As pictured below, Deer Ticks are small with dark heads and legs and bodies that vary in color depending on their sex and how much they have fed. Dog Ticks are lighter brown and easier to see due to their size. The Centers for Disease Control (CDC) reports that Lone Star Ticks, pictured here, are generally only found in the South East U.S. and rarely north of Massachusetts.

The CDC notes that unengorged (unfed) Deer Ticks are typically flat. If the tick has a swollen or rounded body, and the color has changed from brick red to a gray or brown, is an indication that the tick has been feeding and may have been attached for more than 24 hours.
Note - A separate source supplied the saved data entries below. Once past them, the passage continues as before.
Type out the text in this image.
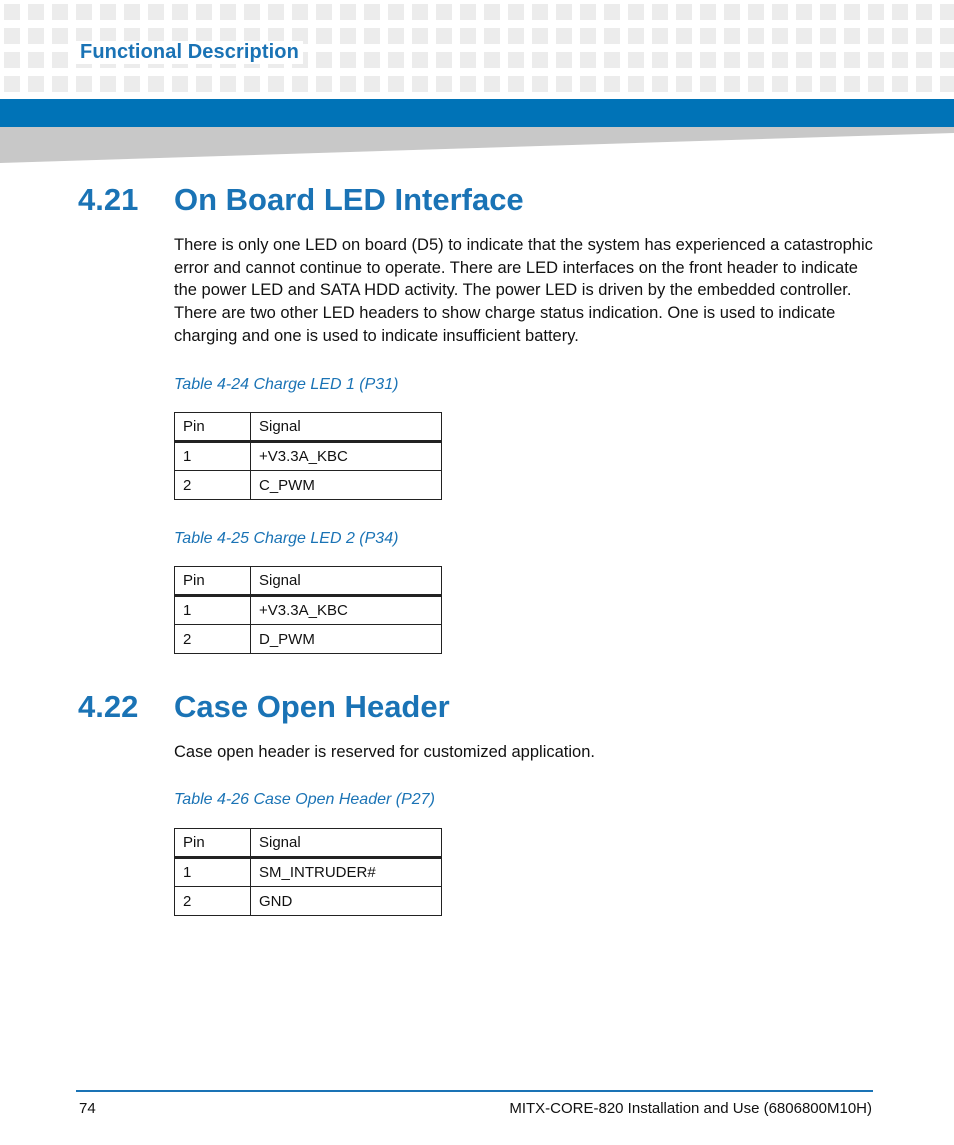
Functional Description
4.21 On Board LED Interface

There is only one LED on board (D5) to indicate that the system has experienced a catastrophic error and cannot continue to operate. There are LED interfaces on the front header to indicate the power LED and SATA HDD activity. The power LED is driven by the embedded controller. There are two other LED headers to show charge status indication. One is used to indicate charging and one is used to indicate insufficient battery.

Table 4-24 Charge LED 1 (P31)
Pin	Signal
1	+V3.3A_KBC
2	C_PWM
Table 4-25 Charge LED 2 (P34)
Pin	Signal
1	+V3.3A_KBC
2	D_PWM
4.22 Case Open Header

Case open header is reserved for customized application.

Table 4-26 Case Open Header (P27)
Pin	Signal
1	SM_INTRUDER#
2	GND
74	MITX-CORE-820 Installation and Use (6806800M10H)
What should I do if I find a tick on me?

“Don’t panic. If it is not attached you have nothing to worry about.  If you are sure the Deer Tick has been attached for less than 24 hours, no further action is required (beyond removing the tick and cleaning the bite area) and this does not require a visit to a healthcare provider,” says Dr. Henegan.

“If you aren’t sure how long it has been attached or know that it could have been more than 24 hours, seek medical attention that day or the next. Medication to help prevent Lyme disease can be given up to 72 hours after removing the tick.”

“If you have removed the tick at home, place it in alcohol or a Ziploc baggie and bring it with you. We are experienced at identifying ticks and this can help determine your recommended course of treatment,” Dr. Henegan suggests.  “And remember you don’t need to make an appointment to visit our Walk-In Clinic in Keene. We’re here for you 365 days a year.”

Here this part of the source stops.